The officer pushed me and walked away.

“Sean, what the hell is going on here?”

“Thanks for coming Dan. Damned if I know. Was trying to help this old guy out and he gets shot.”

“Any idea who he is?”

“Naw, I got nothing. Just some drunk at the bar.”

Dan grimaced and said, “Why don’t you head home. I’ll get an ID on this guy and call if we need anything.”

I turned the night’s events over in my head. Why would the old man give me a ticket stub? How was it connected to Schwartz? I pulled out my cellphone and searched the name to see what it might turn up.

One of the first results was for a storage facility on 37th. I caught an Uber and twenty minutes later, I was given a green duffel bag. No questions asked. I wasn’t sure I wanted to open it. At least not right away.

I dialed Dan.

“Did you get an ID on that guy?”

Dan knew that I was onto something.

“His name is Parker Knowles. Lives in Brooklyn with a daughter named Cara.”

“Has the daughter been notified yet?”

“Not yet. You going to see her?”

“I’d like to.” I responded.

Dan was quiet. I could hear the wheels turning. He gave me the address and hung up.

Fifteen minutes later, I entered an apartment building in Brooklyn. I didn’t think I’d been followed. At least not until I heard the click of the gun cocked and pressed into my back.

“Hand over the bag and we’re good.”

Without turning around, I gave it to the guy. He took off.

I found the right place and knocked on Cara’s door. She opened it with a little boy sleeping on her chest.

“I’m here about your dad. He wanted you to have this.”

I pulled a different bag from inside my coat and handed it to her. She opened it to find bundles of 20’s stacked inside.


7 thoughts on “Having a Drink

  1. I enjoyed the twist at the end, very creative! I would consider adding some short, snappy sentences to build tension and add to the tone of the piece. For example, “I gave it to the guy. He took off” seems a little too tame for a piece of Noir. Overall though, I really enjoyed your work, especially how descriptive you were about the drunken punter!

    Liked by 1 person

  2. The short flip sentences, like “No dice”, worked for me to establish the noir mood. I kept wanting to add “see?” to the ends of sentences! My only suggestion would be to fill out the end more; it felt rushed. I wanted the narrator to at least take a moment to shake off the fact that a gun had just been jabbed in his back and maybe a clause on where in the building he was mugged.

    Liked by 1 person

  3. You certainly captured the noir mood well. I felt the shooting needed more drama – the words were a little bland. You might use ‘groan’ or ‘gasp’ instead of ‘said’, for example.


  4. I like that you showed the bartender trying to ask for $50 when the old guy only owed $20. The exchange helps to set the personality of your MC – a smart person, generous, but not willing to take any crap.

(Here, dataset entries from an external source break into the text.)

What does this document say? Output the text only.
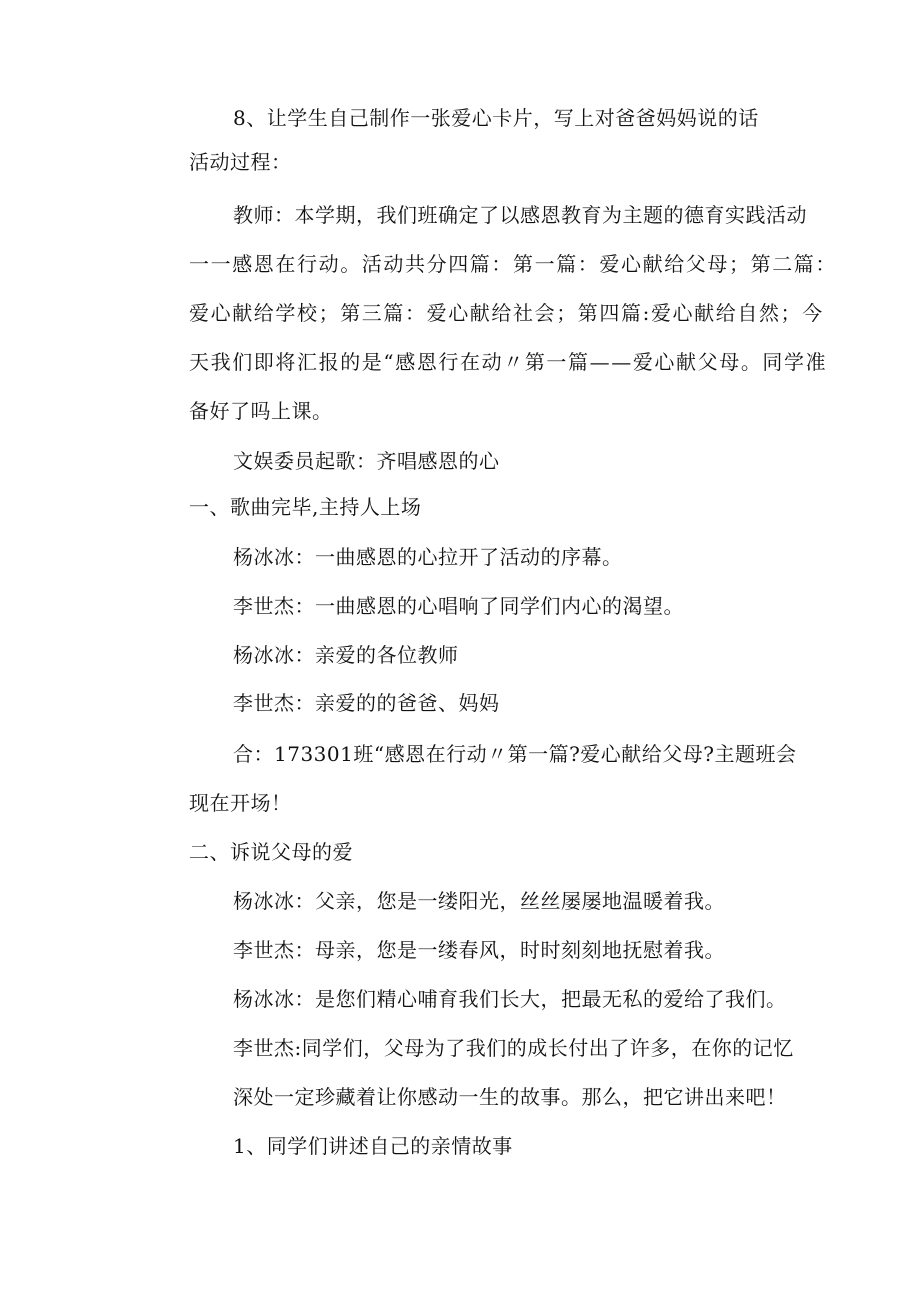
8、让学生自己制作一张爱心卡片，写上对爸爸妈妈说的话
活动过程：
教师：本学期，我们班确定了以感恩教育为主题的德育实践活动
一一感恩在行动。活动共分四篇：第一篇：爱心献给父母；第二篇：
爱心献给学校；第三篇：爱心献给社会；第四篇:爱心献给自然；今
天我们即将汇报的是“感恩行在动〃第一篇——爱心献父母。同学准
备好了吗上课。
文娱委员起歌：齐唱感恩的心
一、歌曲完毕,主持人上场
杨冰冰：一曲感恩的心拉开了活动的序幕。
李世杰：一曲感恩的心唱响了同学们内心的渴望。
杨冰冰：亲爱的各位教师
李世杰：亲爱的的爸爸、妈妈
合：173301班“感恩在行动〃第一篇?爱心献给父母?主题班会
现在开场！
二、诉说父母的爱
杨冰冰：父亲，您是一缕阳光，丝丝屡屡地温暖着我。
李世杰：母亲，您是一缕春风，时时刻刻地抚慰着我。
杨冰冰：是您们精心哺育我们长大，把最无私的爱给了我们。
李世杰:同学们，父母为了我们的成长付出了许多，在你的记忆
深处一定珍藏着让你感动一生的故事。那么，把它讲出来吧！
1、同学们讲述自己的亲情故事
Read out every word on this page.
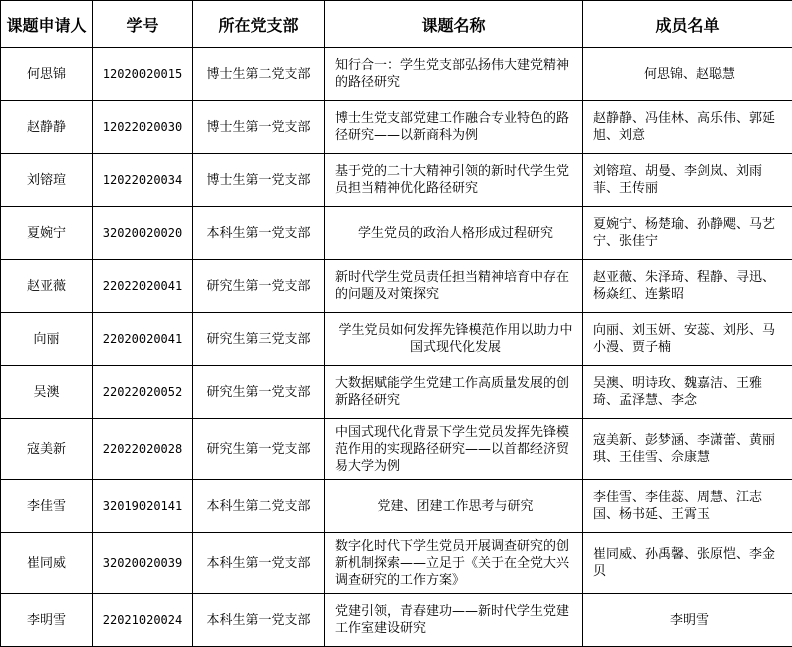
课题申请人	学号	所在党支部	课题名称	成员名单
何思锦	12020020015	博士生第二党支部	知行合一：学生党支部弘扬伟大建党精神的路径研究	何思锦、赵聪慧
赵静静	12022020030	博士生第一党支部	博士生党支部党建工作融合专业特色的路径研究——以新商科为例	赵静静、冯佳林、高乐伟、郭延旭、刘意
刘镕瑄	12022020034	博士生第一党支部	基于党的二十大精神引领的新时代学生党员担当精神优化路径研究	刘镕瑄、胡曼、李剑岚、刘雨菲、王传丽
夏婉宁	32020020020	本科生第一党支部	学生党员的政治人格形成过程研究	夏婉宁、杨楚瑜、孙静飔、马艺宁、张佳宁
赵亚薇	22022020041	研究生第一党支部	新时代学生党员责任担当精神培育中存在的问题及对策探究	赵亚薇、朱泽琦、程静、寻迅、杨焱红、连紫昭
向丽	22020020041	研究生第三党支部	学生党员如何发挥先锋模范作用以助力中国式现代化发展	向丽、刘玉妍、安蕊、刘彤、马小漫、贾子楠
吴澳	22022020052	研究生第一党支部	大数据赋能学生党建工作高质量发展的创新路径研究	吴澳、明诗玫、魏嘉洁、王雅琦、孟泽慧、李念
寇美新	22022020028	研究生第一党支部	中国式现代化背景下学生党员发挥先锋模范作用的实现路径研究——以首都经济贸易大学为例	寇美新、彭梦涵、李潇蕾、黄丽琪、王佳雪、佘康慧
李佳雪	32019020141	本科生第二党支部	党建、团建工作思考与研究	李佳雪、李佳蕊、周慧、江志国、杨书延、王霄玉
崔同威	32020020039	本科生第一党支部	数字化时代下学生党员开展调查研究的创新机制探索——立足于《关于在全党大兴调查研究的工作方案》	崔同威、孙禹馨、张原恺、李金贝
李明雪	22021020024	本科生第一党支部	党建引领，青春建功——新时代学生党建工作室建设研究	李明雪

I think that’s a perfect combination of the prompts!

    I also like the way you transitioned out of the shooting to the cops/investigation: “An hour later, the cop kept trying to change my story.” It’s easy to imagine the whole scenario, but you didn’t have to waste any words to explain it.

    If you expand or revise this, I’d love to see a bit more reaction after your MC gives the decoy bag to the thief. Maybe some smart remark about feeling the gun?

    This has a great noir feel to it. It was fun to read.